Member of the Legislative Assembly of Prince Edward Island for Kensington-Malpeque
- In office June 12, 2007 – February 23, 2015
- Preceded by: Mitch Murphy
- Succeeded by: Matthew MacKay

Personal details
- Born: January 20, 1960 (age 66) Shediac, New Brunswick, Canada
- Party: Liberal

= Wes Sheridan =

Canadian politician

Wesley J. Sheridan (born 20 January 1960) is a Canadian politician. He represented the electoral district of Kensington-Malpeque in the Legislative Assembly of Prince Edward Island from 2007 to 2015. He was a member of the Liberal Party.

A native of Shediac, New Brunswick and a graduate of Dartmouth College, Sheridan was an assistant manager at the Malpeque Bay Credit Union prior to entering politics.
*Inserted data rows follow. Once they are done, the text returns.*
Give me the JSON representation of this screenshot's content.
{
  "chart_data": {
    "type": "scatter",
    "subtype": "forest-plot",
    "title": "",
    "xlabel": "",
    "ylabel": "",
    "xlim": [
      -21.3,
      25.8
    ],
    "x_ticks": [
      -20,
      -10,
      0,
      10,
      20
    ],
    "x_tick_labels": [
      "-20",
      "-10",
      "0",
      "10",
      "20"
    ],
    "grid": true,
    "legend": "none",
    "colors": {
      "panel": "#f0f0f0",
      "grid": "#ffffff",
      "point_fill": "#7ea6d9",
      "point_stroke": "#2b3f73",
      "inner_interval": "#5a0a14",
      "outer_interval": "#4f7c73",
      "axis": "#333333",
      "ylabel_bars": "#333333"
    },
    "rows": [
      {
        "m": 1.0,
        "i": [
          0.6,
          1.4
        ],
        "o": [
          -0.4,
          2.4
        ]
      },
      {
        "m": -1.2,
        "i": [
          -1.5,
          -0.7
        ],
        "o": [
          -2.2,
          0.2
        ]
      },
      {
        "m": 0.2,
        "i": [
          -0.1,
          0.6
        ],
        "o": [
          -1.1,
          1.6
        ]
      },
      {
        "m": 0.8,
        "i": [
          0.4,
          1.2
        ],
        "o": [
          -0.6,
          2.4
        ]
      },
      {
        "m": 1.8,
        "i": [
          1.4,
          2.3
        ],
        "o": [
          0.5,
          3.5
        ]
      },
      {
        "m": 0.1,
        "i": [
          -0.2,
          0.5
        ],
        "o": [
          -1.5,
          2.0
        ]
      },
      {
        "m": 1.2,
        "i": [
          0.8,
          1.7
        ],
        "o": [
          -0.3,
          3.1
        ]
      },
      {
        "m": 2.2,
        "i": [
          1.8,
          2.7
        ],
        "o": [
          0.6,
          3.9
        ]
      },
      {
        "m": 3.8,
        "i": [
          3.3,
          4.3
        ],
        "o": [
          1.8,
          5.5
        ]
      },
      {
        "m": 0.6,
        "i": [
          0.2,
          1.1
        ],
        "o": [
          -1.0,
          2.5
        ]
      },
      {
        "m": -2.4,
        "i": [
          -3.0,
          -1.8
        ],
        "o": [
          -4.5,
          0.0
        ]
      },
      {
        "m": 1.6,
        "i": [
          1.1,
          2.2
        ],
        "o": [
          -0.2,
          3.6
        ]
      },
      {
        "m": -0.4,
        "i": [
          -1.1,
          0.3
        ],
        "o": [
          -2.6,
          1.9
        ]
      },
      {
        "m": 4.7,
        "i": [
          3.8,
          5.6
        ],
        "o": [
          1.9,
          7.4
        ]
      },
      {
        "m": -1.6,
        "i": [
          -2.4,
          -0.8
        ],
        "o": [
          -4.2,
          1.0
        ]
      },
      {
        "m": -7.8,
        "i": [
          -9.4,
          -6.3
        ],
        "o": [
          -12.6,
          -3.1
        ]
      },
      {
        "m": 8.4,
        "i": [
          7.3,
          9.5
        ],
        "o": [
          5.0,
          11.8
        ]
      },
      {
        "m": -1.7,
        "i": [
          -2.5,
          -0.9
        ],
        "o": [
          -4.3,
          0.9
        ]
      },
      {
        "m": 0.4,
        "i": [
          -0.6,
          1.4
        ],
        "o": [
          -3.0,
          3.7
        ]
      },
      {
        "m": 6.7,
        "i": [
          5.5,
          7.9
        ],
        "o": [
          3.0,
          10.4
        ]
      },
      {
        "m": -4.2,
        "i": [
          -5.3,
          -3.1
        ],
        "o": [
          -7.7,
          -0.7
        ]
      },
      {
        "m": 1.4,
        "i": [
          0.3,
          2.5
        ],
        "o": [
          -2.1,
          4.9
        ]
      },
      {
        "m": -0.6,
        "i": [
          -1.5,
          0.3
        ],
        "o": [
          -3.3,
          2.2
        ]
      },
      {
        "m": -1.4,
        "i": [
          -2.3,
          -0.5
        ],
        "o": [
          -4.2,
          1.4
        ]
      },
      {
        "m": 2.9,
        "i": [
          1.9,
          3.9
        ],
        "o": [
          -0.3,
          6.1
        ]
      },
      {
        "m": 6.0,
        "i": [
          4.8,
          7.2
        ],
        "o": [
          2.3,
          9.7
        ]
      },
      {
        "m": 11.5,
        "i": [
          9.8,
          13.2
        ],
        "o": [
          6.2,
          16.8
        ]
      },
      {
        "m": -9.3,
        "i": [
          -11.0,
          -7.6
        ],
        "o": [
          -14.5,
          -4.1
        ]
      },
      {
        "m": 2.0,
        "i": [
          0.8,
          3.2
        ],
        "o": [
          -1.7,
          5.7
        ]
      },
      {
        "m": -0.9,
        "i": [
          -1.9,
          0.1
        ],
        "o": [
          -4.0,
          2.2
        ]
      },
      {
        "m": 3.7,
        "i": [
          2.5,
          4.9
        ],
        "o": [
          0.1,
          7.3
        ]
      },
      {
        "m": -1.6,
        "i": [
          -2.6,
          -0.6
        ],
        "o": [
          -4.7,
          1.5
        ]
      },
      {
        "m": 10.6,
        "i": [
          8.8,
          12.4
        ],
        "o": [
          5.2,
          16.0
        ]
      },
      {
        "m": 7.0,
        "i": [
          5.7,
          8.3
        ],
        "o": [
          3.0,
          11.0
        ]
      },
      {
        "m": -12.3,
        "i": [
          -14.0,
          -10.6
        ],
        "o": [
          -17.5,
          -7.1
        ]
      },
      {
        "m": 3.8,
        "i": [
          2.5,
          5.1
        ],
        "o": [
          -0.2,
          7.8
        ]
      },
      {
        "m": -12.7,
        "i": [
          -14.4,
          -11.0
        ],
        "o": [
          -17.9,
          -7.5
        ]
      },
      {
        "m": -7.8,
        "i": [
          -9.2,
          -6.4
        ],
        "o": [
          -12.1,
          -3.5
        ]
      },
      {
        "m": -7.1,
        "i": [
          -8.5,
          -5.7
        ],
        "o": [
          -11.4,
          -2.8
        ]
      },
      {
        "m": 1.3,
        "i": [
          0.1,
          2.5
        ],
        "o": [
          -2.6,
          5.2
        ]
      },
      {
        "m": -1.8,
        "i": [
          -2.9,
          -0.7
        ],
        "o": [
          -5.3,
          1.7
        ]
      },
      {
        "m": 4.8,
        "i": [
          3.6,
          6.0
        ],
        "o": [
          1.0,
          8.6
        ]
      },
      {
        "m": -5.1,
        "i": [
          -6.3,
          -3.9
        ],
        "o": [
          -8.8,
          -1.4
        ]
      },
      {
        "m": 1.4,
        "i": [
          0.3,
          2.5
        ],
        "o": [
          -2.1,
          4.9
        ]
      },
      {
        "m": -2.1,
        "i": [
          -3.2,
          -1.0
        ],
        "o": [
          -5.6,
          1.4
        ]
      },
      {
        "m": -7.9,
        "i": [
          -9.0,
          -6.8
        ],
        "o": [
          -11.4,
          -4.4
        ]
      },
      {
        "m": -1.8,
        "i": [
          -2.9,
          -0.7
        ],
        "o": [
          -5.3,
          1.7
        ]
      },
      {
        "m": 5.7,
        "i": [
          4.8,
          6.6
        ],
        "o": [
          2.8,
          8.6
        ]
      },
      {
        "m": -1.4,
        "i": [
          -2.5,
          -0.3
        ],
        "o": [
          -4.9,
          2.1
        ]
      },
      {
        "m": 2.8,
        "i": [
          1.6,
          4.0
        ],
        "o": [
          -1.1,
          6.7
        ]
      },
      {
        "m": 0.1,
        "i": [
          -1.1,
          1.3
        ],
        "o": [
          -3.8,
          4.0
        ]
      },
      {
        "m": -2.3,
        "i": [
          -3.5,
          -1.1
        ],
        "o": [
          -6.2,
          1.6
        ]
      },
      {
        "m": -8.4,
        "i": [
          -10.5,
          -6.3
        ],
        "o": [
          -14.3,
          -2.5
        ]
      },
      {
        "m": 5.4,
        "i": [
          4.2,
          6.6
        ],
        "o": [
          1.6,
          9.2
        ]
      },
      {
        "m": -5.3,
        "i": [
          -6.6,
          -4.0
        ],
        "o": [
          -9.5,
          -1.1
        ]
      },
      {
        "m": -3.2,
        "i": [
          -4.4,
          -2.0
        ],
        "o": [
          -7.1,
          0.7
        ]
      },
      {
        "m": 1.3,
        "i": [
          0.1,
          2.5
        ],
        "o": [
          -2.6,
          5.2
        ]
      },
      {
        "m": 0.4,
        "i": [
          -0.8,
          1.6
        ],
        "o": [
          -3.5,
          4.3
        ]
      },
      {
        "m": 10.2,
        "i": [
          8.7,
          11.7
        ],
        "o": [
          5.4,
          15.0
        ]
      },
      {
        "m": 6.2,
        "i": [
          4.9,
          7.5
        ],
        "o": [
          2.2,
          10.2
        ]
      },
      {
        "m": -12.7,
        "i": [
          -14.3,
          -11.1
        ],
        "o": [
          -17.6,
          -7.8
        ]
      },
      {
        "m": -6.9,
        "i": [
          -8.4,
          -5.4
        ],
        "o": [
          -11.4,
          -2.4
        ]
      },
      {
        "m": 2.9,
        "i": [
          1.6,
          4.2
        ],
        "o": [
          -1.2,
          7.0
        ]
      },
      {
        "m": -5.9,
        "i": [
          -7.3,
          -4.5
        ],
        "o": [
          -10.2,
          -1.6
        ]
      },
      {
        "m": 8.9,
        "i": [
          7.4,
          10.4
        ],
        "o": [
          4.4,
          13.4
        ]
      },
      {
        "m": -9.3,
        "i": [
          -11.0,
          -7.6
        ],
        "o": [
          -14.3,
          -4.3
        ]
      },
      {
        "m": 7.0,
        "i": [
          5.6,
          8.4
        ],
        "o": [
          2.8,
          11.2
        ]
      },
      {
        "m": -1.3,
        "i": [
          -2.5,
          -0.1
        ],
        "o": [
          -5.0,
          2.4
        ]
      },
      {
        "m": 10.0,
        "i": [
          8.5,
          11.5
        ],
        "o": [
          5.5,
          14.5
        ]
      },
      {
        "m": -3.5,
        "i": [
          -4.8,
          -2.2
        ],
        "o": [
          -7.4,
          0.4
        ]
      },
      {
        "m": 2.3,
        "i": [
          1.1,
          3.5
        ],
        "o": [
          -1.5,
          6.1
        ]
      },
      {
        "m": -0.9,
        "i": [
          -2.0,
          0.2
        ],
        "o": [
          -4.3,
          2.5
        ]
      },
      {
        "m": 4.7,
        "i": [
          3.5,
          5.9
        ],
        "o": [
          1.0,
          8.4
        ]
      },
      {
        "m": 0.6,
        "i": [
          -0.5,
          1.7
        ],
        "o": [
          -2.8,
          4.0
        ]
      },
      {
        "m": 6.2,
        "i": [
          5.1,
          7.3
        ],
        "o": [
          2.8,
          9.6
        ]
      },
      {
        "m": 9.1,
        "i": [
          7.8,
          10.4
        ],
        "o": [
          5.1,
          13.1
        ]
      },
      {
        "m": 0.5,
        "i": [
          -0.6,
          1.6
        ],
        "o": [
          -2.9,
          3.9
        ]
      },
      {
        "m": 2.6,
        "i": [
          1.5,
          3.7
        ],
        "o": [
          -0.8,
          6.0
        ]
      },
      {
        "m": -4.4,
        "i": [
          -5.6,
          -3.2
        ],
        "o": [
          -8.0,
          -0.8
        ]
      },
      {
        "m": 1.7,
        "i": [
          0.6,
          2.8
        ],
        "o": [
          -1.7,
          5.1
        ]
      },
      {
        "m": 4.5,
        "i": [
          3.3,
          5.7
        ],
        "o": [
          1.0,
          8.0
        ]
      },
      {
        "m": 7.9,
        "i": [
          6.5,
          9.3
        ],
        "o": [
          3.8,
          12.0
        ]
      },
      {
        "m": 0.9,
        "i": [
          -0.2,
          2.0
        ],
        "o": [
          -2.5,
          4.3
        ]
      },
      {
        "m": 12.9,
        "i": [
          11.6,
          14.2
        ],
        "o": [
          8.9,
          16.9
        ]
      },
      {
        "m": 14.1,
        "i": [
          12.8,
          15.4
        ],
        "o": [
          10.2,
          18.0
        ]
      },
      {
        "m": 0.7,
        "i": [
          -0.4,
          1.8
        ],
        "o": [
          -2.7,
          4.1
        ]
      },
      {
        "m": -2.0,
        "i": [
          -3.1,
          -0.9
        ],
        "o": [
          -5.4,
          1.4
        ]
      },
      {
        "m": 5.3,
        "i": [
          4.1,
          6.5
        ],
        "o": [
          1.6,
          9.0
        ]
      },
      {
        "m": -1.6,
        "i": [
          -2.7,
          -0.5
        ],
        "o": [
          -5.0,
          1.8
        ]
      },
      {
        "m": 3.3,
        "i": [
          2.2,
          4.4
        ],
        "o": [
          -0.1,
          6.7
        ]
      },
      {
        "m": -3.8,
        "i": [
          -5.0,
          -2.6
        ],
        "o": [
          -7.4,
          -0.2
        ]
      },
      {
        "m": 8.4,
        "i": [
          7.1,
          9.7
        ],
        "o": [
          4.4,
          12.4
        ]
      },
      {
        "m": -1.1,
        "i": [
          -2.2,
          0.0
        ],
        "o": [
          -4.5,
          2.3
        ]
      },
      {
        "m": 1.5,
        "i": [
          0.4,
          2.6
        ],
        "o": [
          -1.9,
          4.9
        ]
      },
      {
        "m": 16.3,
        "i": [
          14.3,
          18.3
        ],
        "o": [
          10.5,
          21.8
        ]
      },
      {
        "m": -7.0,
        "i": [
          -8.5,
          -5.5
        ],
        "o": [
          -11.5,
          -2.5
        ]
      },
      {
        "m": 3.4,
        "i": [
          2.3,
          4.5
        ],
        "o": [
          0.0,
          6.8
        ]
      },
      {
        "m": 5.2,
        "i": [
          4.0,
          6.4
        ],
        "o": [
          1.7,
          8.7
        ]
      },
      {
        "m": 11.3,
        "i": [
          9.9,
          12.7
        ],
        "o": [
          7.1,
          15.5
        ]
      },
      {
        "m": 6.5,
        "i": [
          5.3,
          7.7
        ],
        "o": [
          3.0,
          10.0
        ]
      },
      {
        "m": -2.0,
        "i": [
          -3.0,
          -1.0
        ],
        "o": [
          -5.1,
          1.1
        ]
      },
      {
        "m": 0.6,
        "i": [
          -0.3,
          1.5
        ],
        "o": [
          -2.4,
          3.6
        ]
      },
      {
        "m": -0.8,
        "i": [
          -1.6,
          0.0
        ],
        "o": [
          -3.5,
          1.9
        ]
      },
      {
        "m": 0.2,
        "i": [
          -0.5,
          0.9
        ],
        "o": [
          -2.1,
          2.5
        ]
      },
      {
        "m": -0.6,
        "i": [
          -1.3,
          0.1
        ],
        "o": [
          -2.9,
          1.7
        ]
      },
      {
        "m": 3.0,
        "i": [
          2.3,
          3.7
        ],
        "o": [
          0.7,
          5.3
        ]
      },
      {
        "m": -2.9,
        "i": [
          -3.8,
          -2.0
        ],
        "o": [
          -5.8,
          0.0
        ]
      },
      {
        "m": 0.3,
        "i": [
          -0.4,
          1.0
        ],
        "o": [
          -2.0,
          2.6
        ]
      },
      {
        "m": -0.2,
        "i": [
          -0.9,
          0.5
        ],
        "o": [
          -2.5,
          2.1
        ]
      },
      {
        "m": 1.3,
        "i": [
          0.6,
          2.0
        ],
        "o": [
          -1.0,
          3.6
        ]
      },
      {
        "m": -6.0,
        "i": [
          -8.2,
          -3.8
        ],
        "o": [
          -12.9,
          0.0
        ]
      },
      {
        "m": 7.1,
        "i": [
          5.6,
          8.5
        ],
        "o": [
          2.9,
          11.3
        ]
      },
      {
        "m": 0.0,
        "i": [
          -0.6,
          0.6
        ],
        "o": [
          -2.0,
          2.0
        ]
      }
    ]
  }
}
Sheridan was elected to the Legislative Assembly of Prince Edward Island in the 2007 provincial election, defeating Progressive Conservative cabinet minister Mitch Murphy in the Kensington-Malpeque riding. On June 12, 2007, Sheridan was appointed to the Executive Council of Prince Edward Island as Provincial Treasurer. In January 2010, he was given the additional responsibility of municipal affairs, with the cabinet position being styled as the Minister of Finance and Municipal Affairs. Sheridan was re-elected in 2011, and retained his position in cabinet.

On January 23, 2015, Sheridan announced that he would not reoffer in the 2015 election. Sheridan was dropped from cabinet when Wade MacLauchlan took over as premier on February 23, 2015, and he resigned as MLA the same day.